Silvio Pagliero racconta il periodo a ridosso della Liberazione

Se Fossano potesse scegliere per sé una data per celebrare la Liberazione non dovrebbe optare per il 25 aprile, ma per il 30. Solo nell’ultimo giorno di aprile del 1945, infatti, Fossano fu davvero libera.
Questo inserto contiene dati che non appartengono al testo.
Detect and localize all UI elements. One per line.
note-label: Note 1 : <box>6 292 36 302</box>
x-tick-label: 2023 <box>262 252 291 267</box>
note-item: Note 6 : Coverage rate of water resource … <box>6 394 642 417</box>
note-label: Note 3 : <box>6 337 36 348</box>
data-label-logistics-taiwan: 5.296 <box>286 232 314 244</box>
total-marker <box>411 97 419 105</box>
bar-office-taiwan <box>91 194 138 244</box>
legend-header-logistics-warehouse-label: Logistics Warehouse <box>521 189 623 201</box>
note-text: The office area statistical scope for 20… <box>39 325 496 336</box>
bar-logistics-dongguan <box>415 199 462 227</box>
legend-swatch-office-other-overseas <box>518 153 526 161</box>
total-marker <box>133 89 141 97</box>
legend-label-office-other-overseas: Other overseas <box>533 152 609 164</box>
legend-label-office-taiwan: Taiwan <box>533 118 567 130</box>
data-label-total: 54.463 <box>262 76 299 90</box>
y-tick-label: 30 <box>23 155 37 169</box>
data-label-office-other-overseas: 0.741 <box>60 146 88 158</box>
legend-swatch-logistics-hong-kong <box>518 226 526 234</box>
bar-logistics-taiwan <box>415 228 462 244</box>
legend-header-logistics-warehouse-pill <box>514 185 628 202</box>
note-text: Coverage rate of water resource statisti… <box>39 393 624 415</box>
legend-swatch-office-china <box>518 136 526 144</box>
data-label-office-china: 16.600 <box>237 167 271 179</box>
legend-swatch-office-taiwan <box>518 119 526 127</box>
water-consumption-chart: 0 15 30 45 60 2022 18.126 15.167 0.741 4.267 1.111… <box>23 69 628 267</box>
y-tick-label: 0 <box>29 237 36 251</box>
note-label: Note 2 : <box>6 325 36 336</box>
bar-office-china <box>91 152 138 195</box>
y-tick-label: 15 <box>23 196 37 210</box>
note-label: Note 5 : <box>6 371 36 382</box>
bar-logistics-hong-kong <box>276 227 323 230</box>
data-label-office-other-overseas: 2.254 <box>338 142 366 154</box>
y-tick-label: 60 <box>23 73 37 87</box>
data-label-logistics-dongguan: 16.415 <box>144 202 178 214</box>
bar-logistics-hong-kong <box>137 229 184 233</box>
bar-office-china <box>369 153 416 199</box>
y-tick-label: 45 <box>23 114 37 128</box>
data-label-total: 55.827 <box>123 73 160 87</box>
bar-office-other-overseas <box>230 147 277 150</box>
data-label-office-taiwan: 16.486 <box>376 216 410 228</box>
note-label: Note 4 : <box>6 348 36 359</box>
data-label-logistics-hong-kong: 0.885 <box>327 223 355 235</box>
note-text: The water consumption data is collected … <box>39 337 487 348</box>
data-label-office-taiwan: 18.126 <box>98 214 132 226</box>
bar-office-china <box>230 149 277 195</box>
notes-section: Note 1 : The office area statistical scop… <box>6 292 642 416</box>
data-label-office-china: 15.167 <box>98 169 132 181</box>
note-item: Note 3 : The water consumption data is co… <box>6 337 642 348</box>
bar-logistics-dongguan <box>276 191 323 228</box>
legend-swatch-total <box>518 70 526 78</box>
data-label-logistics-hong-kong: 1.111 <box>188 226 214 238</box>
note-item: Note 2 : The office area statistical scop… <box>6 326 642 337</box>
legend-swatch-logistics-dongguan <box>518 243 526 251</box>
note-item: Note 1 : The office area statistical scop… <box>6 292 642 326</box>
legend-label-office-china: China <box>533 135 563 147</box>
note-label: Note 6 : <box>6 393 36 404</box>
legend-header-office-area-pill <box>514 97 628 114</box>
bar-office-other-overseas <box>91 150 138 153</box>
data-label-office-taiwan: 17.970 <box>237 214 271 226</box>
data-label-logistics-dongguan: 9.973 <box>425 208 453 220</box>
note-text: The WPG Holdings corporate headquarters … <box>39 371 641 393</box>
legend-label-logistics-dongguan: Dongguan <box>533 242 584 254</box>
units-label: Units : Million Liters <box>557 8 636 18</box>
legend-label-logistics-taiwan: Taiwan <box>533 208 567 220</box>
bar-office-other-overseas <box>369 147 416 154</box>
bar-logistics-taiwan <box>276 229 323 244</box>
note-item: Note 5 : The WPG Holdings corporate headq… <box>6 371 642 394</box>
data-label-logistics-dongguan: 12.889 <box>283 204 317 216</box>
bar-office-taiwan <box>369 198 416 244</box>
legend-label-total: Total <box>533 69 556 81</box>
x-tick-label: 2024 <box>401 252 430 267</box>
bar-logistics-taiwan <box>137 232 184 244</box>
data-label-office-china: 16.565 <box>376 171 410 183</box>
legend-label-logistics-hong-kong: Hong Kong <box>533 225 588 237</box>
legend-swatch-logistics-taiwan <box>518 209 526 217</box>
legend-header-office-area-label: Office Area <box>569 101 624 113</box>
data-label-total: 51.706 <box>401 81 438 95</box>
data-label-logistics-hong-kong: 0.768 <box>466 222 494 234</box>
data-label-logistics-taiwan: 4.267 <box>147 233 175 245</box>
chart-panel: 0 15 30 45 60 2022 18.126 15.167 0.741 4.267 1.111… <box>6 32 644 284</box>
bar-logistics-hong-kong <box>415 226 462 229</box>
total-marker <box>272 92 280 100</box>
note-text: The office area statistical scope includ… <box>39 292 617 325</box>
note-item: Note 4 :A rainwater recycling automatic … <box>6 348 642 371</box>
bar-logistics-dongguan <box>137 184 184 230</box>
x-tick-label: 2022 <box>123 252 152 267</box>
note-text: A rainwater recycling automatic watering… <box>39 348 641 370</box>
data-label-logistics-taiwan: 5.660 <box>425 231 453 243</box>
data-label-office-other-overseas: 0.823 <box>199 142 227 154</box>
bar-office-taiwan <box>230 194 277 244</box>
Senza tedeschi, senza brigate nere, senza Cacciatori degli Appennini della Rsi, senza altre formazioni fasciste o antipartigiane e, soprattutto, senza più morti a causa della guerra.

Perché è bene ricordare che nella sola giornata del 26 aprile, quando l’Italia tutta si considera libera, a Fossano si registrano 11 morti.

Li ricorda Silvio Pagliero, figlio e nipote di partigiani, che si è appassionato a quegli anni della storia, della guerra, della lotta, della città e che ha raccolto un importante numero di storie, documenti e testimonianze: “Nella caserma Piave (in via Centallo, attuale sede del 43o Guastatori, ndr) c’erano circa 200 tedeschi, sì in procinto di andarsene, non solo con i pericolosi carri armati Tiger ma anche con mezzi di fortuna, dai carretti alle biciclette sequestrati ai fossanesi. Ma erano ancora lì. E da Fossano sarebbero passati tanti tedeschi e fascisti in fuga, passando dal ponte di San Lazzaro, che si era ricevuto l’ordine di ripristinare (praticamente l’unico in zona) tramite lavoratori coatti controllati dai Cacciatori degli Appenini”.

“Aldo dice 26x1” è la frase del telegramma diffuso dal Clnai, indicante il giorno 26 e l’una di notte per dare inizio all’insurrezione. Milano era stata liberata il 25 aprile, ovunque le persone scendono in piazza anche a festeggiare. Anche a Fossano, in via Roma. Dalla Piave partono alcune pattuglie per controllare la situazione, qualche partigiano si posiziona in punti strategici per “proteggere” chi festeggia in via Roma. Alla fine della giornata i morti sono 11 e non solo partigiani o persone ritenute tali, ma anche - ad esempio - una famiglia che stava pregando vicino al carcere, dove scoppia una bomba, un anziano che portava il latte, un tecnico dell’Enel al lavoro.

I civili provano a trattare con i tedeschi, ma senza risultati. “Così, con l’auto e sventolando bandiera bianca, il vescovo (allora era mons. Borra, ndr), don Rinaldo Avetta e la moglie di Vendrasco - che era stato arrestato dalle Brigate nere e poi fucilato - e che faceva da interprete, bussano alla porta della Piave. Parlano con un comandante prussiano per circa un’ora”.

Non si sa esattamente cosa si dicono, ma in sostanza i tedeschi assicurano: “Ce ne andremo, a patto che non ci siano imboscate a nostro danno, che sia mantenuto il coprifuoco in città e che si concluda il ponte di San Lazzaro”. Così si fece. Il 27, il 28 e il 29 aprile i fossanesi rimasero chiusi in casa. C’era un ordine, forse non scritto, “di non stuzzicare i tedeschi. Le vicende drammatiche come l’eccidio di Genola avrebbero potuto verificarsi anche qui”. Per fortuna non accadde, anche se complessivamente durante il periodo della guerra i morti sono stati comunque troppi, circa 450 persone.

Dal 30 aprile Fossano può davvero dirsi libera.